Sunday, September 29, 2013

Must Children Be Pressured Into Finding Long-Term Happiness?, or Maria Montessori Had the Right Idea

Stuart K. Hayashi


I think that many people have the wrong idea of what it means to encourage children to achieve. Many people have the notion that man is a "fallen creature" -- fallen from grace -- and that this means every behavior we find desirable in others is somehow a negation of human nature, human nature somehow being inherently corrupt. Thus, laziness and self-indulgence are considered to be parts of human nature, whereas self-discipline and the showing of grit in the face of setbacks are somehow assumed to be the mind and the will overcoming human nature itself. Thus a number of people have the primitive notion that it's good for parents to pressure their children to achieve.

A few years ago, Professor Amy Chua of Yale caused a controversy when she wrote a book about Asian 'Tiger Moms' who put heavy pressure on their children to succeed in school. But a more recent book ('Gifted Hands') by black neurosurgeon Benjamin Carson shows that his mother was as much of a Tiger Mom as the Asians.

"Not only did Dr. Carson rise from the ghetto to become an internationally recognized neurosurgeon, his brother became an engineer — both of them children of a poverty-stricken mother with only three years of education. But Tiger Moms get results.
--Thomas Sowell


Long before Amy Chua came along, there already was a term for the "Tiger Mother" model she extolled. The original term for "Tiger Mother" was . . . "Stage Mother." If you want an example of what a Tiger Mother really looks like, consider how Gypsy Rose Lee's mother was portrayed in the movie Gypsy.
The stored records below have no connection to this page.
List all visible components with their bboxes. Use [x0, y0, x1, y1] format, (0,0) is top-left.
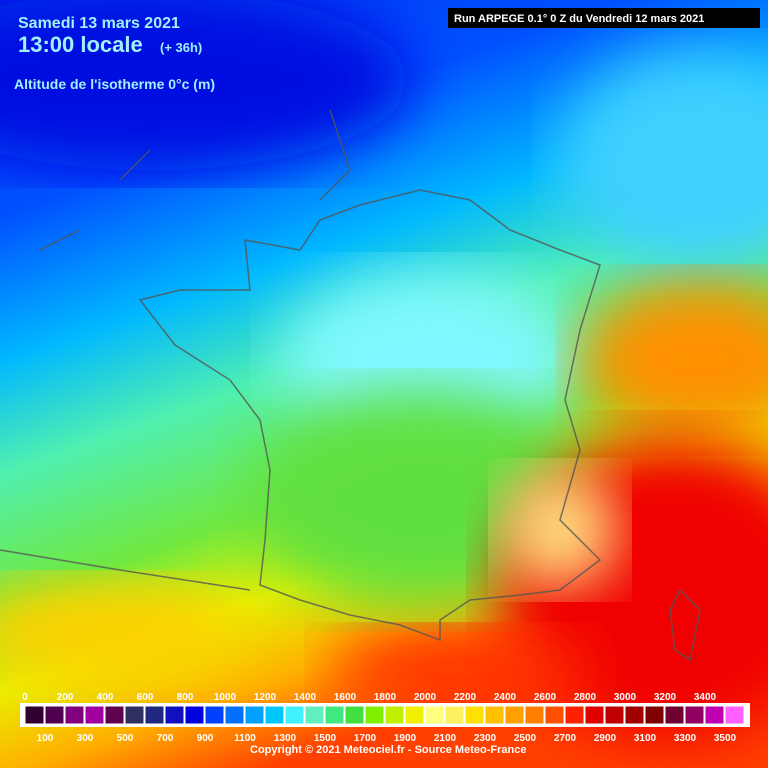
legend-label: 1100: [234, 733, 256, 744]
legend-swatch: [444, 705, 465, 725]
legend-label: 2500: [514, 733, 537, 744]
legend-label: 2000: [414, 692, 437, 703]
legend-label: 500: [117, 733, 134, 744]
legend-label: 2200: [454, 692, 477, 703]
legend-label: 2300: [474, 733, 497, 744]
legend-swatch: [244, 705, 265, 725]
legend-label: 400: [97, 692, 114, 703]
legend-swatch: [284, 705, 305, 725]
borders: [0, 109, 701, 662]
legend-swatch: [104, 705, 125, 725]
legend-label: 100: [37, 733, 54, 744]
legend-label: 2100: [434, 733, 457, 744]
legend-swatch: [324, 705, 345, 725]
legend-swatch: [84, 705, 105, 725]
legend-label: 3300: [674, 733, 697, 744]
legend-label: 900: [197, 733, 214, 744]
legend-swatch: [544, 705, 565, 725]
legend-swatch: [524, 705, 545, 725]
legend-swatch: [164, 705, 185, 725]
legend-swatch: [144, 705, 165, 725]
legend-label: 3100: [634, 733, 657, 744]
copyright: Copyright © 2021 Meteociel.fr - Source M…: [250, 744, 526, 756]
legend-label: 3200: [654, 692, 677, 703]
legend-swatch: [24, 705, 45, 725]
legend-swatch: [564, 705, 585, 725]
legend-swatch: [304, 705, 325, 725]
legend-label: 1700: [354, 733, 377, 744]
legend-label: 700: [157, 733, 174, 744]
legend-swatch: [124, 705, 145, 725]
legend-label: 800: [177, 692, 194, 703]
legend-swatch: [64, 705, 85, 725]
legend-label: 1600: [334, 692, 357, 703]
legend-label: 1300: [274, 733, 297, 744]
legend-label: 2900: [594, 733, 617, 744]
legend-swatch: [584, 705, 605, 725]
legend: 0 100 200 300 400 500 600 700 800 900 1000 1100 1200…: [20, 692, 750, 744]
legend-label: 1900: [394, 733, 417, 744]
legend-swatch: [504, 705, 525, 725]
legend-swatch: [44, 705, 65, 725]
run: Run ARPEGE 0.1° 0 Z du Vendredi 12 mars …: [454, 13, 704, 25]
legend-swatch: [424, 705, 445, 725]
legend-label: 2800: [574, 692, 597, 703]
time: 13:00 locale: [18, 32, 143, 57]
legend-label: 3400: [694, 692, 717, 703]
legend-swatch: [364, 705, 385, 725]
legend-label: 1000: [214, 692, 237, 703]
lead: (+ 36h): [160, 40, 202, 55]
legend-swatch: [264, 705, 285, 725]
legend-label: 0: [22, 692, 28, 703]
legend-label: 200: [57, 692, 74, 703]
legend-label: 1500: [314, 733, 337, 744]
legend-label: 3000: [614, 692, 637, 703]
legend-swatch: [484, 705, 505, 725]
legend-swatch: [724, 705, 745, 725]
date: Samedi 13 mars 2021: [18, 15, 180, 32]
legend-swatch: [624, 705, 645, 725]
legend-swatch: [464, 705, 485, 725]
legend-swatch: [344, 705, 365, 725]
legend-label: 1200: [254, 692, 277, 703]
legend-swatch: [664, 705, 685, 725]
legend-label: 2600: [534, 692, 557, 703]
legend-swatch: [224, 705, 245, 725]
run-box: [448, 8, 760, 28]
legend-swatch: [404, 705, 425, 725]
legend-label: 300: [77, 733, 94, 744]
legend-swatch: [184, 705, 205, 725]
parameter: Altitude de l'isotherme 0°c (m): [14, 76, 215, 92]
legend-label: 1400: [294, 692, 317, 703]
legend-label: 1800: [374, 692, 397, 703]
legend-label: 600: [137, 692, 154, 703]
legend-label: 2700: [554, 733, 577, 744]
legend-swatch: [684, 705, 705, 725]
legend-swatch: [204, 705, 225, 725]
legend-label: 2400: [494, 692, 517, 703]
legend-swatch: [604, 705, 625, 725]
legend-label: 3500: [714, 733, 737, 744]
legend-swatch: [644, 705, 665, 725]
legend-swatch: [704, 705, 725, 725]
legend-swatch: [384, 705, 405, 725]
That is our glorious Tiger Mom. Incidentally, Lisa VanDamme provides an excellent refutation of the "Tiger Mom" model over here.

The one who really had the right idea about encouraging children to achieve was Maria Montessori. Certainly children do need guidance and care -- it is important to protect children from physical danger, such as from touching hot stoves. But aside from that, it's important to let children discover what are their own interests and aptitudes, and to let them develop the peaceable skills that they want to develop -- to let them develop themselves as the autodidacts that human beings are naturally born to be. There is something far more important than my getting my children to accomplish what I want for them: it's that my children ultimately be free to accomplish what they want for themselves.